九州新幹線は何故、鹿児島側から開通したのか?

 九州新幹線は、平成16年(2004年)に新八代~鹿児島中央という、全体的に見て南半分が部分開通しました。本来なら博多~鹿児島中央が一挙に開通するか、北半分(博多~新八代)が先に開通するほうが自然な気がしますが、何故こうなったのでしょうか?
 それには以下の理由があるそうです。

九州新幹線

①地理的制約
 九州新幹線の路線の北半分は平野で人口密度の高い地域、南半分は山岳部で人口密度の低い地域という特徴があります。要するに人口密度の高い北半分の地域は用地買収が大変なのです。人口が増えてトンネルや橋の建設技術が進歩した現在では、平野よりも山間部に線路を造るほうが楽なのです。

②地形と線形によるもの
 九州新幹線の路線の北半分は平野が多く、南半分は山が多いです。

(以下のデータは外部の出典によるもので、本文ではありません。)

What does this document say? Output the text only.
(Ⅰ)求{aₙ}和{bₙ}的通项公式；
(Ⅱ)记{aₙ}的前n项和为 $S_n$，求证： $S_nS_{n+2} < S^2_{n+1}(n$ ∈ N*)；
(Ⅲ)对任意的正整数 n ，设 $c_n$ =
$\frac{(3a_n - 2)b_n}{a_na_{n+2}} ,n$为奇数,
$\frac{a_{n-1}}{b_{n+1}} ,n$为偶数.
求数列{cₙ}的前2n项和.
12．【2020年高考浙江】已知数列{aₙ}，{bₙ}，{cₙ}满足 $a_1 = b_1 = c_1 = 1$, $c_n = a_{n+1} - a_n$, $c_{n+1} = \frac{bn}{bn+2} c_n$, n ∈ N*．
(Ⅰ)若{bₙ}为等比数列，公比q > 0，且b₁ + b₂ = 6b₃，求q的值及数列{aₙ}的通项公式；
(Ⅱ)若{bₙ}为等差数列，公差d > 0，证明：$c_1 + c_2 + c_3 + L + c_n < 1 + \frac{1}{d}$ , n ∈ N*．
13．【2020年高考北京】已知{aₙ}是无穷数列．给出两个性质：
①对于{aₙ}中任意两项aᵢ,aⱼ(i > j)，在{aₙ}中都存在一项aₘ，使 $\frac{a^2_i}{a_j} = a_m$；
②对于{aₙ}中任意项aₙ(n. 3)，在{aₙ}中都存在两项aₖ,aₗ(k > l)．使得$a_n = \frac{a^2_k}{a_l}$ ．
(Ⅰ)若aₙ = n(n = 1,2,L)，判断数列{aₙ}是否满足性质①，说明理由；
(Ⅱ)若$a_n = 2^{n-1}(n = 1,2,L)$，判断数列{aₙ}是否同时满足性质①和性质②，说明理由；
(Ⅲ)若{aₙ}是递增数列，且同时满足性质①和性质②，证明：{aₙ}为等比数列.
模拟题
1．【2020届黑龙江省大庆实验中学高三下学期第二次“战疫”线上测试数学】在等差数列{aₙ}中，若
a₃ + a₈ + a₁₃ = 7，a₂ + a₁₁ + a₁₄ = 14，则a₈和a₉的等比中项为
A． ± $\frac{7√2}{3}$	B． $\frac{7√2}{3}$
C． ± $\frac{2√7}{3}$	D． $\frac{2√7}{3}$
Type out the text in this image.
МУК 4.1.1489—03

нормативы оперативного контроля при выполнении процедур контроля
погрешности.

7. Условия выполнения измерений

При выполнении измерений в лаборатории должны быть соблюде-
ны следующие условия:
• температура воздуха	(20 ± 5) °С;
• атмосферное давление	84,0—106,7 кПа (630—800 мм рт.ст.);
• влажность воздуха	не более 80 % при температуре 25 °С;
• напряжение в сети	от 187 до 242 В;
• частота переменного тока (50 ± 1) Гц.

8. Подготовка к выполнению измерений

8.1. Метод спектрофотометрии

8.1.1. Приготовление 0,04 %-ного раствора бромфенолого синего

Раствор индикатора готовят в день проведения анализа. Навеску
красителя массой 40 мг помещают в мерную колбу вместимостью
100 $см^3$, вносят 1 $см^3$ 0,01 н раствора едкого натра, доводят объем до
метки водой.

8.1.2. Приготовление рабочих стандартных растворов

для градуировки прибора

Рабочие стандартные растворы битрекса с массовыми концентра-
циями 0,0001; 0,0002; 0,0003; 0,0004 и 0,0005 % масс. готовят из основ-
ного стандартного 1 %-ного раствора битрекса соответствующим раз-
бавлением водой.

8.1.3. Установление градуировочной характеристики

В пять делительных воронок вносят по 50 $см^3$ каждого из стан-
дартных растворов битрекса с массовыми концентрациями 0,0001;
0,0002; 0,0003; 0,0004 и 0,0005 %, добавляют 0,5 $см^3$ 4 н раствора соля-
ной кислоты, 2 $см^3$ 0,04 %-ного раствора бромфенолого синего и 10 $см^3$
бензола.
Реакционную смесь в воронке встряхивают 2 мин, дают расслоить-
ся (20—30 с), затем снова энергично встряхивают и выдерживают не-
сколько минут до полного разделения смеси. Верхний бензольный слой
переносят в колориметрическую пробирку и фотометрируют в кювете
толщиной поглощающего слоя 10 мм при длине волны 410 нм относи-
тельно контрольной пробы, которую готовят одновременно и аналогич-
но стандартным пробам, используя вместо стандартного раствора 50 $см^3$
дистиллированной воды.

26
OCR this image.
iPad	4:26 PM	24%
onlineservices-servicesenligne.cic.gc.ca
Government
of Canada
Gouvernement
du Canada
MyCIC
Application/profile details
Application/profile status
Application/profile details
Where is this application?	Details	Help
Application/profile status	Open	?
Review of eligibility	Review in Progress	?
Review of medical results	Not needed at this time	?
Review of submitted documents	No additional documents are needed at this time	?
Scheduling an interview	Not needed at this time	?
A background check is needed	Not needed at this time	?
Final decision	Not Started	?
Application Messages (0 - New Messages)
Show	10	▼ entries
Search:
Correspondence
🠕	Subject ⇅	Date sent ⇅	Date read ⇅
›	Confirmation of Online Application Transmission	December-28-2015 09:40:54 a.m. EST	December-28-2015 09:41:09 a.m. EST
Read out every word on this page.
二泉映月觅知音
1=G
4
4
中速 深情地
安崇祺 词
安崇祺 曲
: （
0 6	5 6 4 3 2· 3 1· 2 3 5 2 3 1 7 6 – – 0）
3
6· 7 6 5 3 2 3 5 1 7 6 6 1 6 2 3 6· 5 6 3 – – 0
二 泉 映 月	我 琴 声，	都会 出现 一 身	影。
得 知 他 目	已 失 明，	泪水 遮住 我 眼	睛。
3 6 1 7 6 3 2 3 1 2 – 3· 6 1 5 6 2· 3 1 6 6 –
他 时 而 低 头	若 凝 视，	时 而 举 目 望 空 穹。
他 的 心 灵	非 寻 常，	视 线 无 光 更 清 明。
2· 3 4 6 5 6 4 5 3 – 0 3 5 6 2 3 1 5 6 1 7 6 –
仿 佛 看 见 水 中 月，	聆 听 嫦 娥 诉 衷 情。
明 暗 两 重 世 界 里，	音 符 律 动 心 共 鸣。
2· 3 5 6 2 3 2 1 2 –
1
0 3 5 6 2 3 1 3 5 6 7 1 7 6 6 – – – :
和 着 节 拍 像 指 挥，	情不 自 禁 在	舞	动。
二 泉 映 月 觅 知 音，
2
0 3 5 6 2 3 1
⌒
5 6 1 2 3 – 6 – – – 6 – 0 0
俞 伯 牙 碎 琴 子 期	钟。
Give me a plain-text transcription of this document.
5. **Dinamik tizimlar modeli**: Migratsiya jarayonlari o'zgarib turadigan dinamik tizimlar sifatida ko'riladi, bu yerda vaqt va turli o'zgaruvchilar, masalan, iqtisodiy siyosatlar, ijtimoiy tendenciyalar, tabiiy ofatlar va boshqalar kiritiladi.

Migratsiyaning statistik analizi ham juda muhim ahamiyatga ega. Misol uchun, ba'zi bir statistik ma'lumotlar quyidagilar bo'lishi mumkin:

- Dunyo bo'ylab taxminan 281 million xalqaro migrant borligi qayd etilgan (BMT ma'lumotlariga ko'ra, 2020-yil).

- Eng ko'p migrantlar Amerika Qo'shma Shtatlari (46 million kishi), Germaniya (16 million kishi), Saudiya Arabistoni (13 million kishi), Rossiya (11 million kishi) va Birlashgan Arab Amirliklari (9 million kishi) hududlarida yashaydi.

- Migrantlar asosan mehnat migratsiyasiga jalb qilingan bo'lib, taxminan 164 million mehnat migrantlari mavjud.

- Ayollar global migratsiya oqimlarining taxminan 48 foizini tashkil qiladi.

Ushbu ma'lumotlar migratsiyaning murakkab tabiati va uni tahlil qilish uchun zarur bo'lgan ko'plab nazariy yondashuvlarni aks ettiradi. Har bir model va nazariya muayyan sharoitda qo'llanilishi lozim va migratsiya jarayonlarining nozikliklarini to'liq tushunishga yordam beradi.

つまり、在来線(鹿児島本線)の場合、北半分は平野が多い分線路をまっすぐ敷けるため列車を速く走らせることができ、山の多い南半分はカーブや勾配がきつくしょっちゅう速度が制限されます。色々な関係で博多~鹿児島まで一気に作れないので、在来線が相対的に速度を落とさざる終えない状態である、山間部の多い南半分(新八代~鹿児島中央)を先に開通させて、短縮効果を抜群にしようとしたのです。

③鹿児島県の強い要望
 どれほどかは不明ですが、鹿児島県が九州新幹線の南半分を先に開通させるように働きかけたのも、原因のひとつです。政治や経済の関係で整備新幹線の建設が遅れている今のご時勢で、万が一北半分(博多~新八代)が先に開通したら、「鹿児島までわざわざ造らなくてもいいんじゃない?」という意見が出てくる恐れを鹿児島県が持っていたのです。そして結局鹿児島県の意見が尊重されました。